Хродас Железнопалый отложил эту тварь в сторону. Провёл пятернёй по седеющим волосам, вскинул мохнатую бровь; с удивлением посмотрел на гонцов. Хотя, если верить грамоте, — и не на гонцов вовсе.
— «Наместником», значит? Ага. А что ж у венценосного такие никудышние писари?
— Простите? — Юный дворянчик был предельно вежлив. Стоял в Хродасовом кабинете, выпрямив спину и расправив плечи, примоститься на табурет не норовил, хотя с дороги наверняка устал. Чуть вытянутое лицо, чёрные коротко стриженые волосы, бородка клинышком, видимо, по столичной моде. Взгляд с прищуром, осторожный, оценивающий. А вот одежда простовата. Стало быть, или выходец из небогатого рода, или просто младший сын, последний в длинной очереди на наследование. Такие выглядят тихонями, но глубоко в душе уверены, что достойны большего. Подвернётся случай — вопьются клещом, ни за что не оторвёшь.

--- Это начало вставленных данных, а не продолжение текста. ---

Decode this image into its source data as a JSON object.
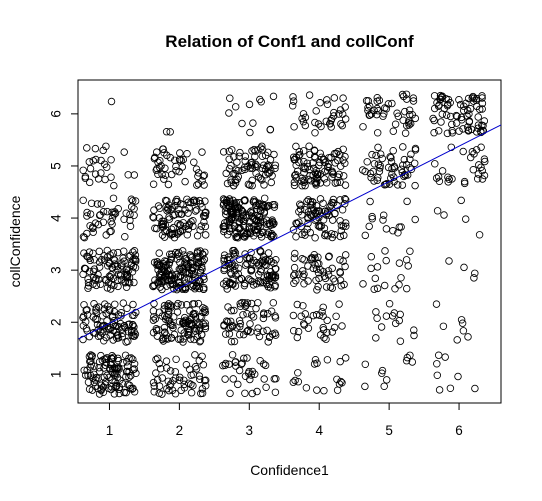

— Я говорю, — подчёркнуто спокойно произнёс Хродас, — что же грамота ваша безграмотна?
Гурд Лучник и Тосгрик Бастард переглянулись и хмыкнули. Им сегодня на Надвратной до самого заката дежурить, ничего хорошего это не сулит: вон, тучи над горизонтом, погодка будет славная. Комендант, который ставит на место двоих чужаков, — хоть какое-то развлечение.
— Кого ни спроси, любой ведь знает, — продолжал Хродас, — «намесник» пишется безо всяких «т».
Дворянчик в лице не переменился, только чуть опустил взгляд. Наверное, решал, что ж на такое-то отвечать.
— Позволю себе заметить: доблестный комендант Горелого Шандала ошибается. — Это подал голос другой не-гонец. Вряд ли из знатных: одет совсем уж поганенько, в затёртый до сального блеска плащ, под ним — блёклая туника и латаные штаны. Лица под капюшоном не видно, так — нечёткий овал.
Ну, решил Хродас, я тебе ошибусь. Я тебя, гаррово семя, правилам-то приличия поучу, ты у меня!..
— Я привык видеть лица тех, с кем разговариваю. — И снова голос спокойный, уверенный. Какой и должен быть у коменданта крепости, все эти годы хранившего державные рубежи. — Эй, Лучник, вы хоть сами-то посмотрели, кого привели? Или, по-твоему, я должен на всяких бродяг время тратить?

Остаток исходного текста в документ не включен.